The legislation also dictated that “it shall not be construed or implied to recognize the constitutionality of the 2010 federal health care reform legislation.”
Indeed, the development comes even as Virginia is suing the federal government over the law, though a three-judge appellate panel recently ruled last week that the state lacked such standing, overturning a decision in December from U.S. District Judge Henry Hudson that had enjoined the so-called “individual mandate” provision in the law requiring most Americans to purchase health insurance by 2014 or face a penalty.
Mr. McDonnell, who was recently minted as the new chairman of the Republican Governors Association, said that “we respectfully disagree with this ruling” and has repeatedly criticized the law as an unfunded mandate that could cost the state about $2 billion by 2022, largely due to expanded eligibility requirements for Medicaid rolls.
“To conclude that a state has no standing to challenge an expensive and burdensome federal mandate on its citizens that the state has banned in its law, might cause James Madison and George Mason, Virginia’s principal drafters of our nation’s founding documents, to promptly roll in their graves,” he said. “To dismiss a Virginia statute as a basis for standing, declaring it to be ’quintessentially political,’ and asserting that a state cannot be a ’constitutional watchdog’ undermines our precious principles of federalism.”
The stance of Virginia’s top elected officials on the matter stands in stark contrast to that of the commonwealth’s neighbors across the Potomac.
Maryland is moving swiftly on implementing its own exchange. The General Assembly voted to set one up during this year´s session, and Gov. Martin O’Malley put $20 million in his budget for fiscal 2012 for the exchange, or marketplace.

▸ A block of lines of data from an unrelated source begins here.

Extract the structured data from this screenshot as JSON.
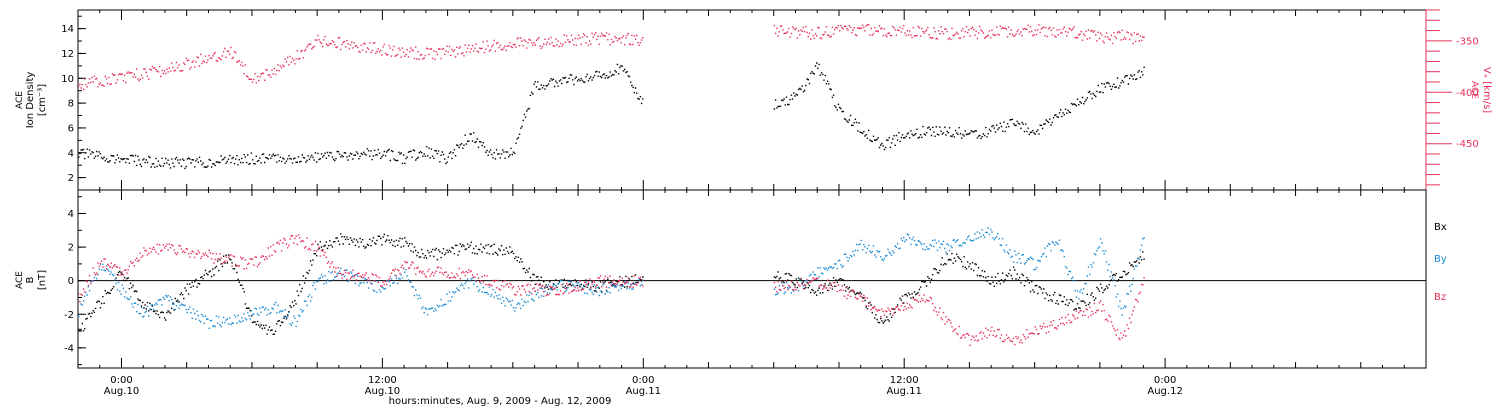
{
  "xaxis": {
    "title": "hours:minutes, Aug.  9, 2009 - Aug. 12, 2009",
    "range_hours": [
      -2,
      60
    ],
    "ticks": [
      {
        "h": 0,
        "time": "0:00",
        "date": "Aug.10"
      },
      {
        "h": 12,
        "time": "12:00",
        "date": "Aug.10"
      },
      {
        "h": 24,
        "time": "0:00",
        "date": "Aug.11"
      },
      {
        "h": 36,
        "time": "12:00",
        "date": "Aug.11"
      },
      {
        "h": 48,
        "time": "0:00",
        "date": "Aug.12"
      }
    ]
  },
  "colors": {
    "black": "#000000",
    "red": "#e8305a",
    "blue": "#1a8ad4"
  },
  "chart_data": [
    {
      "type": "scatter",
      "panel": "top",
      "ylabel": [
        "ACE",
        "Ion Density",
        "[cm⁻³]"
      ],
      "ylim": [
        1,
        15.5
      ],
      "yticks": [
        2,
        4,
        6,
        8,
        10,
        12,
        14
      ],
      "y2label": [
        "ACE",
        "Vₓ [km/s]"
      ],
      "y2lim": [
        -495,
        -320
      ],
      "y2ticks": [
        -350,
        -400,
        -450
      ],
      "series": [
        {
          "color": "black",
          "axis": "left",
          "x": [
            -2,
            0,
            2,
            4,
            6,
            8,
            10,
            12,
            13,
            14,
            15,
            16,
            17,
            18,
            19,
            20,
            21,
            22,
            23,
            24,
            30,
            31,
            32,
            33,
            34,
            35,
            36,
            37,
            38,
            39,
            40,
            41,
            42,
            43,
            44,
            45,
            46,
            47
          ],
          "y": [
            4.0,
            3.5,
            3.2,
            3.3,
            3.6,
            3.6,
            3.8,
            4.0,
            3.6,
            4.2,
            3.5,
            5.5,
            4.0,
            4.0,
            9.5,
            9.8,
            10.0,
            10.2,
            11.0,
            8.0,
            8.0,
            8.5,
            11.0,
            7.5,
            6.0,
            4.6,
            5.5,
            5.8,
            5.8,
            5.5,
            5.8,
            6.5,
            5.6,
            7.0,
            8.0,
            9.2,
            9.8,
            10.5
          ]
        },
        {
          "color": "red",
          "axis": "right",
          "x": [
            -2,
            0,
            2,
            4,
            5,
            6,
            7,
            8,
            9,
            10,
            12,
            14,
            15,
            16,
            18,
            20,
            22,
            24,
            30,
            32,
            34,
            36,
            38,
            40,
            42,
            43,
            44,
            45,
            46,
            47
          ],
          "y": [
            -392,
            -385,
            -378,
            -365,
            -360,
            -385,
            -380,
            -365,
            -350,
            -352,
            -358,
            -362,
            -360,
            -358,
            -352,
            -350,
            -347,
            -348,
            -340,
            -342,
            -339,
            -340,
            -342,
            -341,
            -339,
            -340,
            -342,
            -347,
            -345,
            -347
          ]
        }
      ]
    },
    {
      "type": "scatter",
      "panel": "bottom",
      "ylabel": [
        "ACE",
        "B",
        "[nT]"
      ],
      "ylim": [
        -5.2,
        5.4
      ],
      "yticks": [
        -4,
        -2,
        0,
        2,
        4
      ],
      "legend": [
        "Bx",
        "By",
        "Bz"
      ],
      "series": [
        {
          "name": "Bx",
          "color": "black",
          "x": [
            -2,
            0,
            1,
            2,
            3,
            4,
            5,
            6,
            7,
            8,
            9,
            10,
            11,
            12,
            13,
            14,
            16,
            18,
            19,
            20,
            22,
            24,
            30,
            31,
            32,
            33,
            34,
            35,
            36,
            37,
            38,
            39,
            40,
            41,
            42,
            43,
            44,
            45,
            46,
            47
          ],
          "y": [
            -3.0,
            0.5,
            -1.5,
            -2.0,
            -0.5,
            0.5,
            1.5,
            -2.5,
            -3.0,
            -1.0,
            2.0,
            2.5,
            2.2,
            2.5,
            2.3,
            1.5,
            2.0,
            1.8,
            0.0,
            -0.2,
            -0.3,
            0.2,
            0.5,
            0.0,
            -0.5,
            0.0,
            -1.0,
            -2.5,
            -1.0,
            0.0,
            1.5,
            1.0,
            0.0,
            0.5,
            -0.5,
            -1.0,
            -1.5,
            -0.5,
            0.5,
            1.5
          ]
        },
        {
          "name": "By",
          "color": "blue",
          "x": [
            -2,
            -1,
            0,
            1,
            2,
            4,
            6,
            7,
            8,
            9,
            10,
            12,
            13,
            14,
            16,
            18,
            20,
            22,
            24,
            30,
            31,
            32,
            33,
            34,
            35,
            36,
            37,
            38,
            39,
            40,
            41,
            42,
            43,
            44,
            45,
            46,
            47
          ],
          "y": [
            -2.0,
            1.0,
            -0.5,
            -2.0,
            -1.0,
            -2.5,
            -2.0,
            -1.5,
            -2.5,
            0.0,
            0.5,
            -0.5,
            0.5,
            -2.0,
            0.0,
            -1.5,
            -0.2,
            -0.5,
            0.0,
            -0.5,
            -0.3,
            0.5,
            1.0,
            2.2,
            1.5,
            2.5,
            2.2,
            2.0,
            2.5,
            3.0,
            1.5,
            1.0,
            2.5,
            -1.0,
            2.5,
            -2.0,
            2.5
          ]
        },
        {
          "name": "Bz",
          "color": "red",
          "x": [
            -2,
            -1,
            0,
            1,
            2,
            4,
            6,
            7,
            8,
            9,
            10,
            12,
            13,
            14,
            16,
            18,
            20,
            22,
            24,
            30,
            31,
            32,
            33,
            34,
            35,
            36,
            37,
            38,
            39,
            40,
            41,
            42,
            43,
            44,
            45,
            46,
            47
          ],
          "y": [
            -1.0,
            1.2,
            0.5,
            1.8,
            2.0,
            1.5,
            1.0,
            2.0,
            2.5,
            2.0,
            0.5,
            0.0,
            1.0,
            0.5,
            0.5,
            -0.5,
            -0.5,
            0.0,
            0.0,
            -0.3,
            -0.2,
            0.0,
            -0.5,
            -1.0,
            -2.0,
            -1.5,
            -1.0,
            -2.5,
            -3.5,
            -3.0,
            -3.5,
            -3.0,
            -2.5,
            -2.0,
            -1.5,
            -3.5,
            0.0
          ]
        }
      ]
    }
  ]
}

The state also recently secured a $27.2 million grant from the U.S. Department of Health and Human Services to help set up its exchange. To date, the state has received $34.4 million to plan and build it, and Lt. Gov. Anthony G. Brown estimates that it will save the state about $850 million and cut the number of Maryland residents without health insurance in half by 2020.
The nine-member exchange board held its first meeting June 3.
By July 2011, more than a third of states had started laying the groundwork for exchanges that meet requirements outlined in the health care law, according to the non-partisan Kaiser Family Foundation.